The acting is nothing special, with amateurish delivery and dialogue which consists of repeating the observations of one character. All of it is stilted and shot like a ‘90s sitcom, with high frame rate and obvious greenscreen. As the only player to have some degree of star power, Juliet Mills gives the most convincing performance as a wise but adventurous museum curator. The rest are forgettable and lifeless, meandering about the story and allowing things to happen to them rather than taking initiative themselves.

The Primevals embodies several clichés in its story, though many are enjoyable to point out. Ancient aliens and lost civilizations are all to be expected from pulp sci fi, and the integration of aliens into a lost world narrative is a unique storytelling choice which makes sense given how many of these stories involve a controlled environment. Still, the movie suffers from pacing issues, with almost nothing happening in the first half with breakneck speed in the last act. All of the movie’s central conflict and its showcase of stop motion effects all occur within twenty minutes of each other, leaving no time to absorb what is going on or how it is important.

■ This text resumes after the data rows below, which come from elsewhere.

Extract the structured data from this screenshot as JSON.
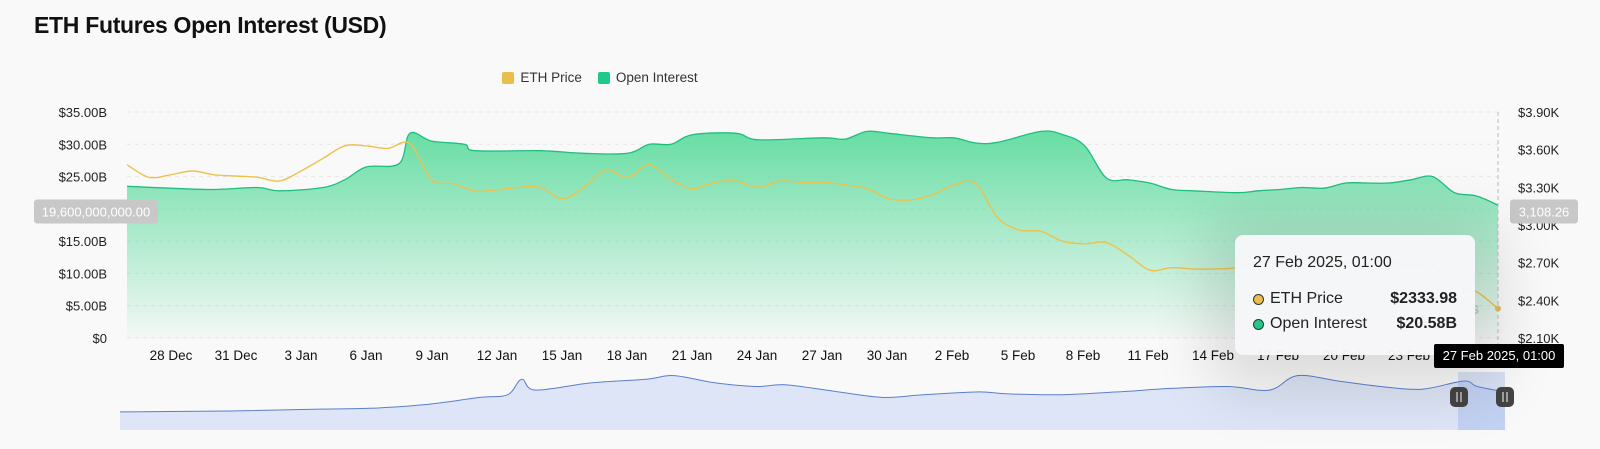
{
  "page": {
    "title": "ETH Futures Open Interest (USD)"
  },
  "legend": [
    {
      "label": "ETH Price",
      "color": "#e9bf4a"
    },
    {
      "label": "Open Interest",
      "color": "#1fc98a"
    }
  ],
  "crosshair": {
    "left_value": "19,600,000,000.00",
    "right_value": "3,108.26",
    "x_label": "27 Feb 2025, 01:00"
  },
  "tooltip": {
    "date": "27 Feb 2025, 01:00",
    "rows": [
      {
        "label": "ETH Price",
        "value": "$2333.98",
        "color": "#e9bf4a"
      },
      {
        "label": "Open Interest",
        "value": "$20.58B",
        "color": "#1fc98a"
      }
    ]
  },
  "watermark": "ss",
  "navigator": {
    "fill": "#dde5f6",
    "line": "#5a7fcf"
  },
  "chart_data": {
    "type": "area",
    "x_ticks": [
      "28 Dec",
      "31 Dec",
      "3 Jan",
      "6 Jan",
      "9 Jan",
      "12 Jan",
      "15 Jan",
      "18 Jan",
      "21 Jan",
      "24 Jan",
      "27 Jan",
      "30 Jan",
      "2 Feb",
      "5 Feb",
      "8 Feb",
      "11 Feb",
      "14 Feb",
      "17 Feb",
      "20 Feb",
      "23 Feb",
      "27 Feb 2025, 01:00"
    ],
    "y_left_ticks": [
      "$0",
      "$5.00B",
      "$10.00B",
      "$15.00B",
      "$20.00B",
      "$25.00B",
      "$30.00B",
      "$35.00B"
    ],
    "y_right_ticks": [
      "$2.10K",
      "$2.40K",
      "$2.70K",
      "$3.00K",
      "$3.30K",
      "$3.60K",
      "$3.90K"
    ],
    "y_left_range": [
      0,
      35
    ],
    "y_right_range": [
      2100,
      3900
    ],
    "x_range": [
      25,
      88
    ],
    "series": [
      {
        "name": "Open Interest",
        "unit": "USD billions",
        "axis": "left",
        "points": [
          [
            25,
            23.5
          ],
          [
            27,
            23.2
          ],
          [
            29,
            23.0
          ],
          [
            31,
            23.3
          ],
          [
            32,
            22.8
          ],
          [
            34,
            23.3
          ],
          [
            35,
            24.5
          ],
          [
            36,
            26.5
          ],
          [
            37.5,
            27.0
          ],
          [
            38,
            31.7
          ],
          [
            39,
            30.5
          ],
          [
            40.5,
            30.0
          ],
          [
            41,
            29.0
          ],
          [
            44,
            29.0
          ],
          [
            46,
            28.6
          ],
          [
            48,
            28.6
          ],
          [
            49,
            30.0
          ],
          [
            50,
            30.0
          ],
          [
            51,
            31.5
          ],
          [
            53,
            31.7
          ],
          [
            54,
            30.7
          ],
          [
            57,
            31.0
          ],
          [
            58,
            30.8
          ],
          [
            59,
            32.0
          ],
          [
            60,
            31.7
          ],
          [
            62,
            31.0
          ],
          [
            63,
            31.0
          ],
          [
            64,
            30.2
          ],
          [
            65,
            30.3
          ],
          [
            67,
            32.0
          ],
          [
            68,
            31.5
          ],
          [
            69,
            29.8
          ],
          [
            70,
            24.8
          ],
          [
            71,
            24.5
          ],
          [
            72,
            24.0
          ],
          [
            73,
            23.0
          ],
          [
            74,
            22.8
          ],
          [
            76,
            22.5
          ],
          [
            77,
            22.8
          ],
          [
            78,
            23.0
          ],
          [
            79,
            23.3
          ],
          [
            80,
            23.2
          ],
          [
            81,
            24.0
          ],
          [
            82,
            24.0
          ],
          [
            83,
            24.0
          ],
          [
            84,
            24.5
          ],
          [
            85,
            25.0
          ],
          [
            86,
            22.5
          ],
          [
            87,
            22.0
          ],
          [
            88,
            20.58
          ]
        ]
      },
      {
        "name": "ETH Price",
        "unit": "USD",
        "axis": "right",
        "points": [
          [
            25,
            3480
          ],
          [
            26,
            3380
          ],
          [
            27,
            3400
          ],
          [
            28,
            3430
          ],
          [
            29,
            3400
          ],
          [
            30,
            3390
          ],
          [
            31,
            3380
          ],
          [
            32,
            3350
          ],
          [
            33,
            3430
          ],
          [
            34,
            3530
          ],
          [
            35,
            3630
          ],
          [
            36,
            3630
          ],
          [
            37,
            3610
          ],
          [
            38,
            3650
          ],
          [
            39,
            3360
          ],
          [
            40,
            3330
          ],
          [
            41,
            3270
          ],
          [
            42,
            3280
          ],
          [
            43,
            3300
          ],
          [
            44,
            3300
          ],
          [
            45,
            3210
          ],
          [
            46,
            3300
          ],
          [
            47,
            3440
          ],
          [
            48,
            3380
          ],
          [
            49,
            3480
          ],
          [
            50,
            3360
          ],
          [
            51,
            3290
          ],
          [
            52,
            3340
          ],
          [
            53,
            3350
          ],
          [
            54,
            3300
          ],
          [
            55,
            3350
          ],
          [
            56,
            3340
          ],
          [
            57,
            3340
          ],
          [
            58,
            3320
          ],
          [
            59,
            3290
          ],
          [
            60,
            3210
          ],
          [
            61,
            3200
          ],
          [
            62,
            3240
          ],
          [
            63,
            3320
          ],
          [
            64,
            3330
          ],
          [
            65,
            3060
          ],
          [
            66,
            2960
          ],
          [
            67,
            2950
          ],
          [
            68,
            2870
          ],
          [
            69,
            2850
          ],
          [
            70,
            2860
          ],
          [
            71,
            2760
          ],
          [
            72,
            2640
          ],
          [
            73,
            2660
          ],
          [
            74,
            2650
          ],
          [
            75,
            2650
          ],
          [
            76,
            2660
          ],
          [
            77,
            2710
          ],
          [
            78,
            2690
          ],
          [
            79,
            2730
          ],
          [
            80,
            2700
          ],
          [
            81,
            2700
          ],
          [
            82,
            2660
          ],
          [
            83,
            2700
          ],
          [
            84,
            2680
          ],
          [
            85,
            2680
          ],
          [
            86,
            2520
          ],
          [
            87,
            2470
          ],
          [
            88,
            2333.98
          ]
        ]
      }
    ],
    "navigator_series": {
      "name": "Open Interest",
      "points": [
        [
          0,
          10.0
        ],
        [
          8,
          10.5
        ],
        [
          14,
          11.5
        ],
        [
          18,
          12.0
        ],
        [
          22,
          14.0
        ],
        [
          26,
          18.0
        ],
        [
          28,
          19.5
        ],
        [
          29,
          28.0
        ],
        [
          30,
          22.0
        ],
        [
          34,
          26.0
        ],
        [
          38,
          28.0
        ],
        [
          40,
          30.0
        ],
        [
          43,
          26.0
        ],
        [
          46,
          24.0
        ],
        [
          48,
          25.0
        ],
        [
          51,
          22.0
        ],
        [
          55,
          18.0
        ],
        [
          58,
          19.5
        ],
        [
          62,
          21.0
        ],
        [
          64,
          20.0
        ],
        [
          68,
          19.5
        ],
        [
          72,
          21.0
        ],
        [
          76,
          23.0
        ],
        [
          80,
          24.0
        ],
        [
          83,
          22.0
        ],
        [
          85,
          30.0
        ],
        [
          88,
          27.0
        ],
        [
          91,
          24.0
        ],
        [
          94,
          22.5
        ],
        [
          97,
          27.0
        ],
        [
          98,
          24.0
        ],
        [
          100,
          21.0
        ]
      ]
    }
  }
}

The film needed a bit more time to show the lost world as well as perhaps a few more minutes building suspense to ease into the new setting. Its brisk ninety-minute runtime means these aspects are glossed over and not enough time is given to have them all sink in. The Primevals’ biggest flaw is how it feels like it’s all setup with no payoff. Had this been envisioned as a TV pilot, this may have been less noticeable, but seems underwhelming in a standalone release.

A gorilla in front of a door in the film The Primevals
The Primevals (Full Moon Pictures)

Two aspects carry The Primevals to make it not only watchable, but worthwhile. The first is David Allen’s visual effects. Not only is Allen a master of his craft in general, but it does feel refreshing to see puppets on the big screen again. CGI has come a long way, and many of today’s big CGI movies are leagues above where they were, but there is still a place for practical effects. There is just something special about knowing how what you are seeing onscreen is a prop that exists in real life. Somebody not only built it from scratch, but made it move and shot it on a set.

The yeti in particular steals the show, being an obvious homage to the famous King Kong character, but also endearing and emotional in its own right, conveying a wide range of facial expressions and physical quirks to make a distinct character and have it “act” alongside human co-stars. The second standout element is Richard Band’s score, a sweeping, moving orchestral piece which rises and falls with the action in a beautiful way. Several themes play over dialogue-less moments, allowing the music to speak for itself.

Seeing such dedication to the craft and intricacies in practical effects may make The Primevals worth one viewing. It was made on the cheap, but sometimes having cheap, mindless fun can be okay. With action films being dominated by franchises decades old and stories rehashed from long ago, it is nice to have one not tied to any existing media allowed to have its own identity. It is shlock, but the good kind of shlock; the one where you can tell the people involved had fun making it. As of now, The Primevals is not in wide release, being only part of a limited event screening through Alamo Drafthouse. If there is one in your area, and you want a good old-fashioned campy science fiction romp, this will satisfy your desires.

After its premiere at Fantasia on July 23-24 2023, The Primevals is now being screened in select Alamo Drafthouse theaters in the US.